668 sayılı KHK ile değişik 667 sayılı KHK’nın 3/1. maddesi uyarınca, askeri hâkimlerin ve savcıların terör örgütüne üyelik ve mensubiyeti bulunmasa da terör örgütü ile iltisaklı veya irtibatlı olmaları nedeniyle meslekte kalmalarının uygun olmadığına ve meslekten çıkarılmalarına yönelik işlem tesis edilebilmesi mümkündür. Nitekim dava konusu işlem de davacının FETÖ/PDY terör örgütü ile iltisak ve irtibatının bulunduğu gerekçesiyle tesis edilmiştir.
Anayasa Mahkemesi, 14/11/2019 tarih ve E:2018/89, K:2019/84 sayılı kararında iltisaklı kavramını ”kavuşan, bitişen, birleşen”, irtibatlı kavramını ise ”bağlantılı” olarak tanımlamış, bu kavramların hukuki niteliği ve objektif anlamının yargı içtihatlarıyla belirlenebileceğini belirtmiştir. Bu kavramlar ile, kişilerin cezai sorumluluğunu gerektiren örgüte üyelik ve mensubiyet kavramlarına nazaran terör örgütleri ile daha az yoğun ve atipik bir bağlantının vurgulandığı açıktır. Bu kapsamda kişilerin terör örgütleri ile irtibat ve iltisaklarının ortaya konulabilmesi için, örgütün amaçlarının gerçekleştirilmesi ya da örgütten yarar sağlamak maksadıyla gerek örgütten gelen talimatlar doğrultusunda gerekse inisiyatif alarak bulundukları hâl ve hareketler neticesinde örgüte veya kendilerine yarar sağladıkları ya da örgüt ile amaç birliği veya sosyal birliktelik görünümü içinde oldukları yönünde kanaat oluşması yeterlidir.

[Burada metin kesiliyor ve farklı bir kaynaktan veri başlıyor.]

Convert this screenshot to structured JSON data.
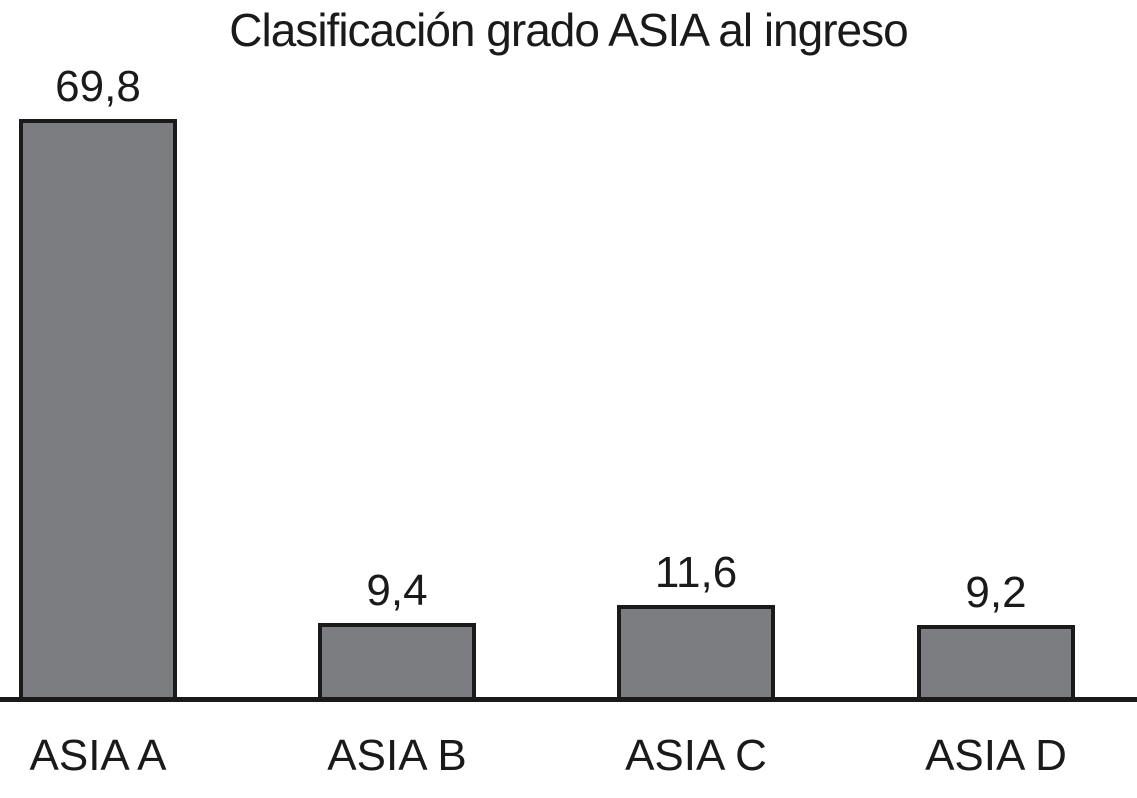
{
  "chart_data": {
    "type": "bar",
    "title": "Clasificación grado ASIA al ingreso",
    "categories": [
      "ASIA A",
      "ASIA B",
      "ASIA C",
      "ASIA D"
    ],
    "values": [
      69.8,
      9.4,
      11.6,
      9.2
    ],
    "value_labels": [
      "69,8",
      "9,4",
      "11,6",
      "9,2"
    ],
    "xlabel": "",
    "ylabel": "",
    "grid": false,
    "legend": "none",
    "decimal_separator": ",",
    "colors": {
      "bar_fill": "#7b7d80",
      "bar_border": "#1a1a1a",
      "axis": "#1a1a1a",
      "text": "#1a1a1a",
      "background": "#ffffff"
    }
  }
}
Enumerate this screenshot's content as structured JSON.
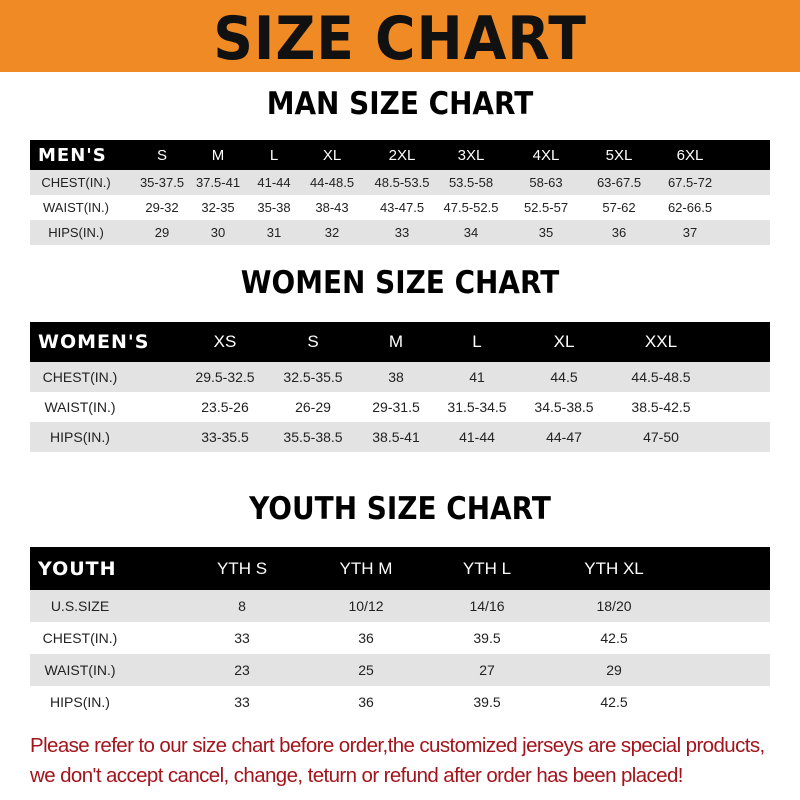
{
  "title": "SIZE CHART",
  "men": {
    "title": "MAN SIZE CHART",
    "header": [
      "MEN'S",
      "S",
      "M",
      "L",
      "XL",
      "2XL",
      "3XL",
      "4XL",
      "5XL",
      "6XL"
    ],
    "rows": [
      [
        "CHEST(IN.)",
        "35-37.5",
        "37.5-41",
        "41-44",
        "44-48.5",
        "48.5-53.5",
        "53.5-58",
        "58-63",
        "63-67.5",
        "67.5-72"
      ],
      [
        "WAIST(IN.)",
        "29-32",
        "32-35",
        "35-38",
        "38-43",
        "43-47.5",
        "47.5-52.5",
        "52.5-57",
        "57-62",
        "62-66.5"
      ],
      [
        "HIPS(IN.)",
        "29",
        "30",
        "31",
        "32",
        "33",
        "34",
        "35",
        "36",
        "37"
      ]
    ]
  },
  "women": {
    "title": "WOMEN SIZE CHART",
    "header": [
      "WOMEN'S",
      "XS",
      "S",
      "M",
      "L",
      "XL",
      "XXL"
    ],
    "rows": [
      [
        "CHEST(IN.)",
        "29.5-32.5",
        "32.5-35.5",
        "38",
        "41",
        "44.5",
        "44.5-48.5"
      ],
      [
        "WAIST(IN.)",
        "23.5-26",
        "26-29",
        "29-31.5",
        "31.5-34.5",
        "34.5-38.5",
        "38.5-42.5"
      ],
      [
        "HIPS(IN.)",
        "33-35.5",
        "35.5-38.5",
        "38.5-41",
        "41-44",
        "44-47",
        "47-50"
      ]
    ]
  },
  "youth": {
    "title": "YOUTH SIZE CHART",
    "header": [
      "YOUTH",
      "YTH S",
      "YTH M",
      "YTH L",
      "YTH XL"
    ],
    "rows": [
      [
        "U.S.SIZE",
        "8",
        "10/12",
        "14/16",
        "18/20"
      ],
      [
        "CHEST(IN.)",
        "33",
        "36",
        "39.5",
        "42.5"
      ],
      [
        "WAIST(IN.)",
        "23",
        "25",
        "27",
        "29"
      ],
      [
        "HIPS(IN.)",
        "33",
        "36",
        "39.5",
        "42.5"
      ]
    ]
  },
  "notice": [
    "Please refer to our size chart before order,the customized jerseys are special products,",
    "we don't accept cancel, change, teturn or refund after order has been placed!"
  ],
  "colors": {
    "banner": "#f08a24",
    "header_row": "#000000",
    "stripe": "#e3e3e3",
    "notice": "#a3141c"
  }
}
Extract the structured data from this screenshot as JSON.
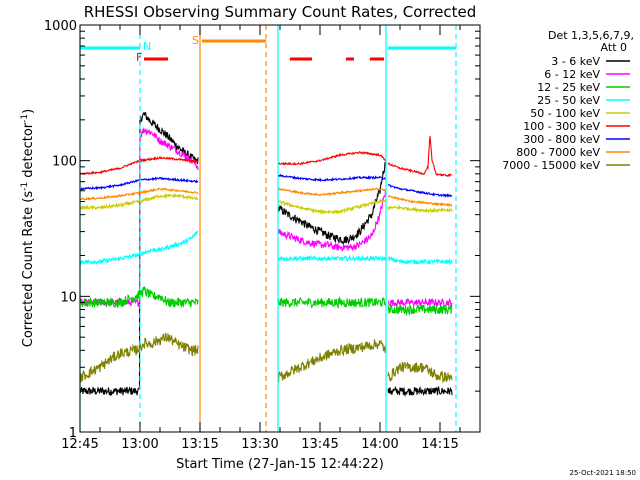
{
  "chart_data": {
    "type": "line",
    "title": "RHESSI Observing Summary Count Rates, Corrected",
    "xlabel": "Start Time (27-Jan-15 12:44:22)",
    "ylabel_main": "Corrected Count Rate (s",
    "ylabel_sup1": "-1",
    "ylabel_mid": " detector",
    "ylabel_sup2": "-1",
    "ylabel_end": ")",
    "y_log": true,
    "ylim": [
      1,
      1000
    ],
    "xlim_minutes": [
      0,
      100
    ],
    "x_ticks": [
      {
        "label": "12:45",
        "minute": 0
      },
      {
        "label": "13:00",
        "minute": 15
      },
      {
        "label": "13:15",
        "minute": 30
      },
      {
        "label": "13:30",
        "minute": 45
      },
      {
        "label": "13:45",
        "minute": 60
      },
      {
        "label": "14:00",
        "minute": 75
      },
      {
        "label": "14:15",
        "minute": 90
      }
    ],
    "y_ticks": [
      {
        "label": "1",
        "value": 1
      },
      {
        "label": "10",
        "value": 10
      },
      {
        "label": "100",
        "value": 100
      },
      {
        "label": "1000",
        "value": 1000
      }
    ],
    "legend": {
      "header1": "Det 1,3,5,6,7,9,",
      "header2": "Att 0",
      "placement": "right"
    },
    "series": [
      {
        "name": "3 - 6 keV",
        "color": "#000000",
        "noise": 0.07,
        "seg1": {
          "x": [
            0,
            14.9,
            15,
            16,
            18,
            20,
            22,
            24,
            26,
            28.9,
            29.5
          ],
          "y": [
            2,
            2,
            200,
            220,
            190,
            170,
            150,
            130,
            115,
            100,
            100
          ]
        },
        "seg2": {
          "x": [
            49.5,
            52,
            55,
            57,
            60,
            62,
            64,
            66,
            68,
            70,
            73,
            75,
            76.5
          ],
          "y": [
            45,
            40,
            36,
            33,
            30,
            28,
            27,
            26,
            27,
            30,
            40,
            60,
            100
          ]
        },
        "seg3": {
          "x": [
            77,
            80,
            83,
            86,
            89,
            93
          ],
          "y": [
            2,
            2,
            2,
            2,
            2,
            2
          ]
        }
      },
      {
        "name": "6 - 12 keV",
        "color": "#ff00ff",
        "noise": 0.06,
        "seg1": {
          "x": [
            0,
            14.9,
            15,
            16,
            18,
            20,
            22,
            24,
            26,
            28.9,
            29.5
          ],
          "y": [
            9,
            9,
            150,
            170,
            160,
            140,
            130,
            120,
            110,
            95,
            90
          ]
        },
        "seg2": {
          "x": [
            49.5,
            52,
            55,
            57,
            60,
            62,
            64,
            66,
            68,
            70,
            73,
            75,
            76.5
          ],
          "y": [
            30,
            28,
            26,
            25,
            24,
            24,
            23,
            23,
            23,
            24,
            28,
            40,
            60
          ]
        },
        "seg3": {
          "x": [
            77,
            80,
            83,
            86,
            89,
            93
          ],
          "y": [
            9,
            9,
            9,
            9,
            9,
            9
          ]
        }
      },
      {
        "name": "12 - 25 keV",
        "color": "#00cc00",
        "noise": 0.08,
        "seg1": {
          "x": [
            0,
            5,
            10,
            14,
            16,
            18,
            20,
            22,
            24,
            26,
            28,
            29.5
          ],
          "y": [
            9,
            9,
            9,
            10,
            11,
            10,
            10,
            9,
            9,
            9,
            9,
            9
          ]
        },
        "seg2": {
          "x": [
            49.5,
            55,
            60,
            65,
            70,
            75,
            76.5
          ],
          "y": [
            9,
            9,
            9,
            9,
            9,
            9,
            9
          ]
        },
        "seg3": {
          "x": [
            77,
            80,
            83,
            86,
            89,
            93
          ],
          "y": [
            8,
            8,
            8,
            8,
            8,
            8
          ]
        }
      },
      {
        "name": "25 - 50 keV",
        "color": "#00ffff",
        "noise": 0.035,
        "seg1": {
          "x": [
            0,
            5,
            10,
            14,
            16,
            18,
            20,
            22,
            24,
            26,
            28,
            29.5
          ],
          "y": [
            18,
            18,
            19,
            20,
            21,
            22,
            22,
            23,
            24,
            25,
            27,
            30
          ]
        },
        "seg2": {
          "x": [
            49.5,
            55,
            60,
            65,
            70,
            75,
            76.5
          ],
          "y": [
            19,
            19,
            19,
            19,
            19,
            19,
            19
          ]
        },
        "seg3": {
          "x": [
            77,
            80,
            83,
            86,
            89,
            93
          ],
          "y": [
            19,
            18,
            18,
            18,
            18,
            18
          ]
        }
      },
      {
        "name": "50 - 100 keV",
        "color": "#cccc00",
        "noise": 0.025,
        "seg1": {
          "x": [
            0,
            5,
            10,
            15,
            20,
            25,
            29.5
          ],
          "y": [
            45,
            45,
            47,
            50,
            55,
            55,
            52
          ]
        },
        "seg2": {
          "x": [
            49.5,
            55,
            60,
            65,
            70,
            75,
            76.5
          ],
          "y": [
            50,
            45,
            42,
            42,
            46,
            50,
            50
          ]
        },
        "seg3": {
          "x": [
            77,
            80,
            83,
            86,
            89,
            93
          ],
          "y": [
            45,
            45,
            44,
            43,
            43,
            43
          ]
        }
      },
      {
        "name": "100 - 300 keV",
        "color": "#ff0000",
        "noise": 0.015,
        "seg1": {
          "x": [
            0,
            5,
            10,
            15,
            20,
            25,
            29.5
          ],
          "y": [
            80,
            82,
            88,
            100,
            105,
            102,
            98
          ]
        },
        "seg2": {
          "x": [
            49.5,
            55,
            60,
            65,
            70,
            75,
            76.5
          ],
          "y": [
            95,
            95,
            100,
            110,
            115,
            110,
            100
          ]
        },
        "seg3": {
          "x": [
            77,
            80,
            83,
            86,
            87,
            87.5,
            88,
            89,
            91,
            93
          ],
          "y": [
            95,
            88,
            84,
            80,
            90,
            150,
            100,
            80,
            78,
            78
          ]
        }
      },
      {
        "name": "300 - 800 keV",
        "color": "#0000ff",
        "noise": 0.015,
        "seg1": {
          "x": [
            0,
            5,
            10,
            15,
            20,
            25,
            29.5
          ],
          "y": [
            62,
            63,
            66,
            72,
            74,
            72,
            70
          ]
        },
        "seg2": {
          "x": [
            49.5,
            55,
            60,
            65,
            70,
            75,
            76.5
          ],
          "y": [
            78,
            74,
            72,
            73,
            75,
            75,
            74
          ]
        },
        "seg3": {
          "x": [
            77,
            80,
            83,
            86,
            89,
            93
          ],
          "y": [
            66,
            62,
            60,
            58,
            56,
            55
          ]
        }
      },
      {
        "name": "800 - 7000 keV",
        "color": "#ff8800",
        "noise": 0.015,
        "seg1": {
          "x": [
            0,
            5,
            10,
            15,
            20,
            25,
            29.5
          ],
          "y": [
            52,
            53,
            55,
            58,
            62,
            60,
            58
          ]
        },
        "seg2": {
          "x": [
            49.5,
            55,
            60,
            65,
            70,
            75,
            76.5
          ],
          "y": [
            62,
            58,
            56,
            58,
            60,
            62,
            60
          ]
        },
        "seg3": {
          "x": [
            77,
            80,
            83,
            86,
            89,
            93
          ],
          "y": [
            55,
            52,
            50,
            49,
            48,
            47
          ]
        }
      },
      {
        "name": "7000 - 15000 keV",
        "color": "#808000",
        "noise": 0.09,
        "seg1": {
          "x": [
            0,
            5,
            10,
            14,
            16,
            18,
            20,
            22,
            24,
            26,
            28,
            29.5
          ],
          "y": [
            2.5,
            3,
            3.8,
            4,
            4.5,
            4.5,
            4.8,
            5,
            4.5,
            4.2,
            4,
            4
          ]
        },
        "seg2": {
          "x": [
            49.5,
            55,
            60,
            65,
            70,
            75,
            76.5
          ],
          "y": [
            2.5,
            3,
            3.5,
            4,
            4.2,
            4.5,
            4
          ]
        },
        "seg3": {
          "x": [
            77,
            80,
            83,
            86,
            89,
            93
          ],
          "y": [
            2.5,
            3,
            3,
            3,
            2.6,
            2.5
          ]
        }
      }
    ],
    "markers": [
      {
        "label": "N",
        "minute": 15,
        "color": "#00ffff"
      },
      {
        "label": "S",
        "minute": 30,
        "color": "#ff8800"
      },
      {
        "label": "F",
        "minute": 16,
        "color": "#ff0000"
      }
    ],
    "night_bars": [
      [
        0,
        15
      ],
      [
        77,
        94
      ]
    ],
    "saa_bar": [
      30.5,
      46.5
    ],
    "flare_bars": [
      [
        16,
        22
      ],
      [
        52.5,
        58
      ],
      [
        66.5,
        68.5
      ],
      [
        72.5,
        76
      ]
    ],
    "vlines": [
      {
        "minute": 0,
        "color": "#00ffff",
        "dash": false
      },
      {
        "minute": 15,
        "color": "#00ffff",
        "dash": true
      },
      {
        "minute": 30,
        "color": "#ff8800",
        "dash": false
      },
      {
        "minute": 46.5,
        "color": "#ff8800",
        "dash": true
      },
      {
        "minute": 49.5,
        "color": "#00ffff",
        "dash": false
      },
      {
        "minute": 76.5,
        "color": "#00ffff",
        "dash": false
      },
      {
        "minute": 94,
        "color": "#00ffff",
        "dash": true
      }
    ],
    "timestamp": "25-Oct-2021 18:50"
  }
}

Bu itibarla, ceza muhakemesinde terör örgütüne üye olma suçunun tespitinde delil olarak değerlendirilecek bir kısım fiil ve davranışlar, üstün bir kamu gücü olan yargı yetkisini kullanan hâkim ve savcılar hakkında tesis edilen idari tedbir niteliğindeki işlemlerde terör örgütüne irtibat veya iltisakın sübut bulup bulmadığı yönünden örgüt üyeliğine göre farklı değerlendirilebilecek nitelikte olduğundan, davacının terör örgütü ile iltisak veya irtibatının bulunup bulunmadığına yönelik yargısal denetime ilişkin bu davada, ”silahlı terör örgütüne üye olmak” isnadıyla açılan ceza davasında verilen kararın kesinleşmesinin beklenmesi gerekmemektedir.
KARAR SONUCU:
Açıklanan nedenlerle;
1. Davacının temyiz isteminin reddine,
2. Davanın yukarıda özetlenen gerekçeyle reddine ilişkin Danıştay Beşinci Dairesinin temyize konu 18/10/2021 tarih ve E:2017/6826, K:2021/3119 sayılı kararının ONANMASINA,
3. Adli yardım kararından dolayı ertelenmiş olan temyiz aşamasına ilişkin yargılama giderinin, 6100 sayılı Hukuk Muhakemeleri Kanunu’nun 339. maddesinin 1. fıkrası uyarınca davacıdan tahsili için Dairesince müzekkere yazılmasına,
4. Kesin olarak, 29/12/2022 tarihinde oybirliği ile karar verildi.